それによると2019年の国内オフィス/ホームプリント市場におけるページボリュームは、3,168億ページで、前年比成長率マイナス1.8%と減少した。プロダクト別では、レーザー機からの出力は2,815億ページ(前年比成長率マイナス2.2%)、インクジェット機からの出力は353億ページ(前年比成長率プラス1.6%)となった。

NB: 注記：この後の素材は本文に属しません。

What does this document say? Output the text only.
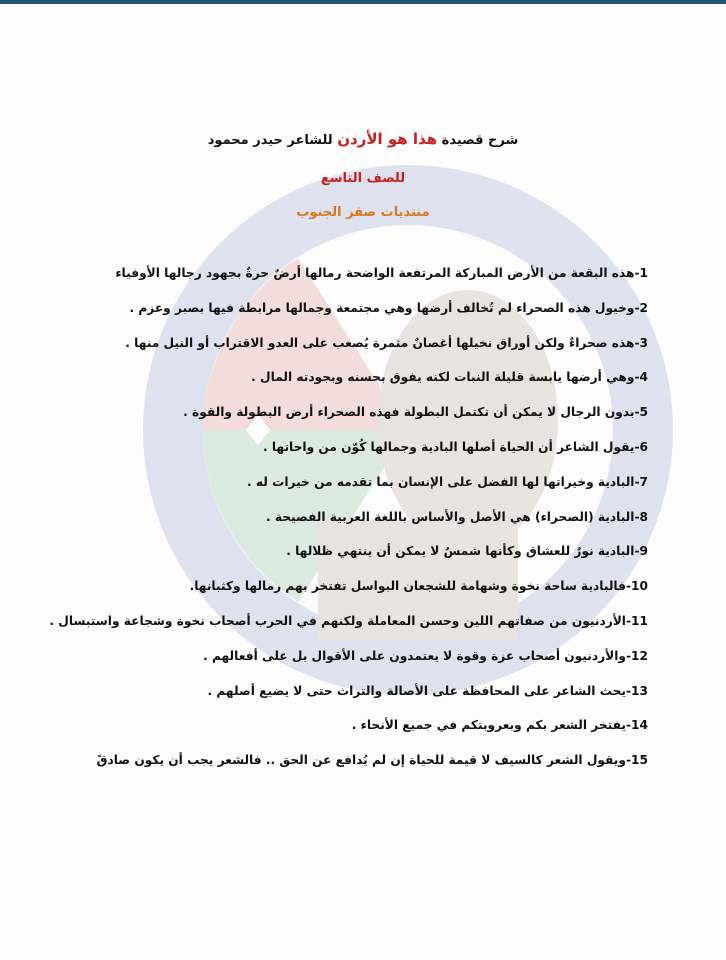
شرح قصيدة هذا هو الأردن للشاعر حيدر محمود
للصف التاسع
منتديات صقر الجنوب
-1هذه البقعة من الأرض المباركة المرتفعة الواضحة رمالها أرضٌ حرةٌ بجهود رجالها الأوفياء
-2وخيول هذه الصحراء لم تُخالف أرضها وهي مجتمعة وجمالها مرابطة فيها بصبر وعزم .
-3هذه صحراءٌ ولكن أوراق نخيلها أغصانٌ مثمرة يُصعب على العدو الاقتراب أو النيل منها .
-4وهي أرضها يابسة قليلة النبات لكنه يفوق بحسنه وبجودته المال .
-5بدون الرجال لا يمكن أن تكتمل البطولة فهذه الصحراء أرض البطولة والقوة .
-6يقول الشاعر أن الحياة أصلها البادية وجمالها كُوّن من واحاتها .
-7البادية وخيراتها لها الفضل على الإنسان بما تقدمه من خيرات له .
-8البادية (الصحراء) هي الأصل والأساس باللغة العربية الفصيحة .
-9البادية نورٌ للعشاق وكأنها شمسٌ لا يمكن أن ينتهي ظلالها .
-10فالبادية ساحة نخوة وشهامة للشجعان البواسل تفتخر بهم رمالها وكثبانها.
-11الأردنيون من صفاتهم اللين وحسن المعاملة ولكنهم في الحرب أصحاب نخوة وشجاعة واستبسال .
-12والأردنيون أصحاب عزة وقوة لا يعتمدون على الأقوال بل على أفعالهم .
-13يحث الشاعر على المحافظة على الأصالة والتراث حتى لا يضيع أصلهم .
-14يفتخر الشعر بكم وبعروبتكم في جميع الأنحاء .
-15ويقول الشعر كالسيف لا قيمة للحياة إن لم يُدافع عن الحق .. فالشعر يجب أن يكون صادقً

2020年の国内ページボリュームは、新型コロナウイルス感染症の影響を大きく受けることが考えられる。緊急事態宣言の発令により、大都市圏を中心に多くの企業が原則在宅勤務へと移行し、オフィスへの出勤者が大きく減少。このことは、オフィスで使用されるレーザー機およびインクジェット機(ビジネスインクジェット)からの出力に大きくマイナスの影響を与えたと考えられる。一方で、在宅勤務や休園/休校措置の影響で、ビジネス書類や教育コンテンツを家庭でプリントする動きが見られ、こうした動きは、家庭用インクジェット機のページボリュームにプラスの影響を与えたと考えられる。しかし、もともと国内ページボリュームにおける家庭用インクジェット機の占める割合は低い上に、近年スマートフォンやSNSの普及の影響で、家庭でのプリントは大きく減少する傾向にあり、そのため家庭用インクジェット機からの一時的な出力増が、国内ページボリューム全体に与える影響は極めて限定的であるとIDCではみている。これらの要因を踏まえて、IDCでは、2020年の国内オフィス/ホームプリントページボリュームを前年比成長率マイナス13.3%の2747億ページと2019年から大きく減少すると予測している。プロダクト別に見ると、レーザー機からの出力は、前年比成長率マイナス14.0%の2,422億ページ、インクジェット機からの出力は、前年比成長率マイナス7.9%の325億ページとなっている。
IDCでは、新型コロナウイルス感染症の収束が期待される2021年には、ページボリュームは2020年の大きな落ち込みからは回復するとみているが、多くのユーザー企業は収束後の新たな働き方に向けて在宅勤務制度を拡充し、ワークフローのデジタル化を推進することが考えられることから、国内ページボリュームは感染拡大以前の2019年の水準には戻らないと考えている。さらに、こうした動きは大規模/中規模企業を中心に2022年以降も継続し、国内ページボリュームは減少を続けるとみている。
この結果、2019年から2024年のCAGR(年間平均成長率)をマイナス3.8%、2024年には2,616億ページとなると予測している。